Global investor confidence continues to cool in November, Sentix says
A gauge of global investor sentiment fell further in November, with confidence weakening in both the Eurozone and the US.
The Sentix Institute's investor confidence index slipped from a reading of 12.8 for October to 11.1 in November.
Within that, a sub-index for Germany fell from 20.0 to 15.6, with Sentix highlighting the recent turbulence in the country' politics after Chancellor, Angela Merkel, announced her intention to step down and the Socialist's SPD drive for greater fiscal stimulus.
Commenting on the latter, Sentix said: "It would be necessary, especially now, to keep an eye not only on the present but also on the future burdens.
"This is because Germany's economy is continuing to slide and, with an overall index at its lowest level since February 2016, stagnation is no longer far off."
A sub-index for the US also retreated, from 25.3 to 21.4, with an expectations sub-index falling from -9.5 to -12.5 - its lowest since July 2012.

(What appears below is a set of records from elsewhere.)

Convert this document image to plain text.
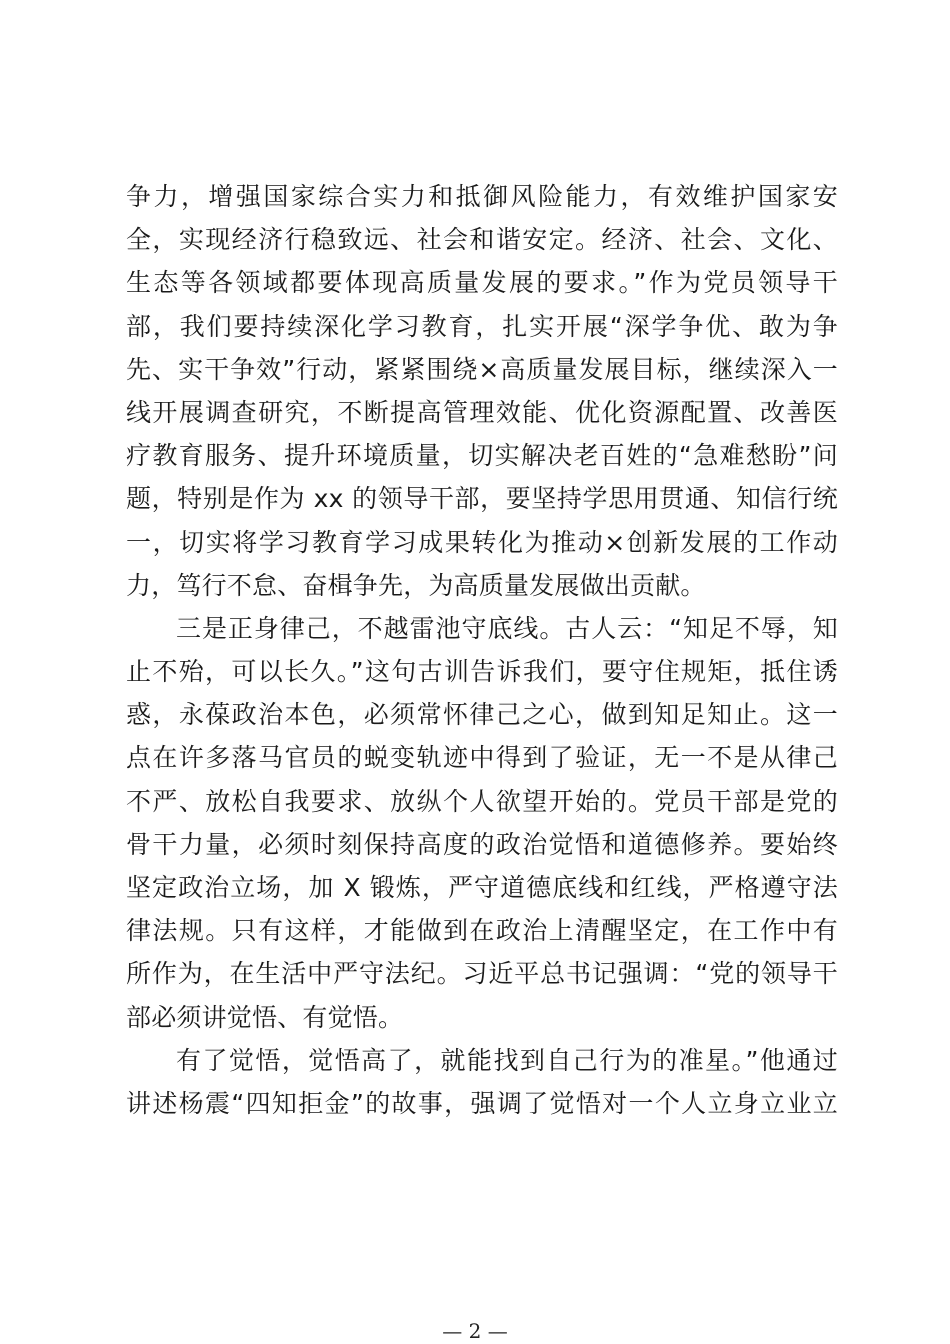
争力，增强国家综合实力和抵御风险能力，有效维护国家安
全，实现经济行稳致远、社会和谐安定。经济、社会、文化、
生态等各领域都要体现高质量发展的要求。”作为党员领导干
部，我们要持续深化学习教育，扎实开展“深学争优、敢为争
先、实干争效”行动，紧紧围绕×高质量发展目标，继续深入一
线开展调查研究，不断提高管理效能、优化资源配置、改善医
疗教育服务、提升环境质量，切实解决老百姓的“急难愁盼”问
题，特别是作为 xx 的领导干部，要坚持学思用贯通、知信行统
一，切实将学习教育学习成果转化为推动×创新发展的工作动
力，笃行不怠、奋楫争先，为高质量发展做出贡献。
三是正身律己，不越雷池守底线。古人云：“知足不辱，知
止不殆，可以长久。”这句古训告诉我们，要守住规矩，抵住诱
惑，永葆政治本色，必须常怀律己之心，做到知足知止。这一
点在许多落马官员的蜕变轨迹中得到了验证，无一不是从律己
不严、放松自我要求、放纵个人欲望开始的。党员干部是党的
骨干力量，必须时刻保持高度的政治觉悟和道德修养。要始终
坚定政治立场，加 X 锻炼，严守道德底线和红线，严格遵守法
律法规。只有这样，才能做到在政治上清醒坚定，在工作中有
所作为，在生活中严守法纪。习近平总书记强调：“党的领导干
部必须讲觉悟、有觉悟。
有了觉悟，觉悟高了，就能找到自己行为的准星。”他通过
讲述杨震“四知拒金”的故事，强调了觉悟对一个人立身立业立
— 2 —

"The situation is still surprisingly robust. Like a long freight train, the US upswing does not simply come to a standstill. However, braking forces are also effective in the USA. 2019 is likely to be a more difficult year for the economy than 2018," Sentix said.
Another gauge, for the Eurozone this time, weakened for a third month in a row, from 11.4 to 8.8, its weakest reading since October 2016.
"There are many reasons for this development. Foreign economic factors, such as the US President's trade policy, contribute to this, as do European issues," the institute said.
"The discussion about the future of the car industry in Germany, the weakness of the banking sector and the budget question in Italy are worth mentioning here."
Nevertheless, with the sub-index tracking the current situation in the euro area at 29.3 "the situation remains clearly positive [...] but the slowdown continues."
Sentix canvassed 991 investors between 1-3 November for its survey, 281 of which were institutional.
Commenting on the results of the survey for the Eurozone, analysts at Oxford Economics said: "As the Sentix index is released at the start of each month, it tends to set the tone of other surveys, such as the PMIs.
"While some of the Q3 weakness appears to have been transitory, owing to industrial disruptions in Germany, the Q4 indicators released so far do not bode well for a strong rebound in the final part of the year. Today’s Sentix data suggest that November will be another gloomy month."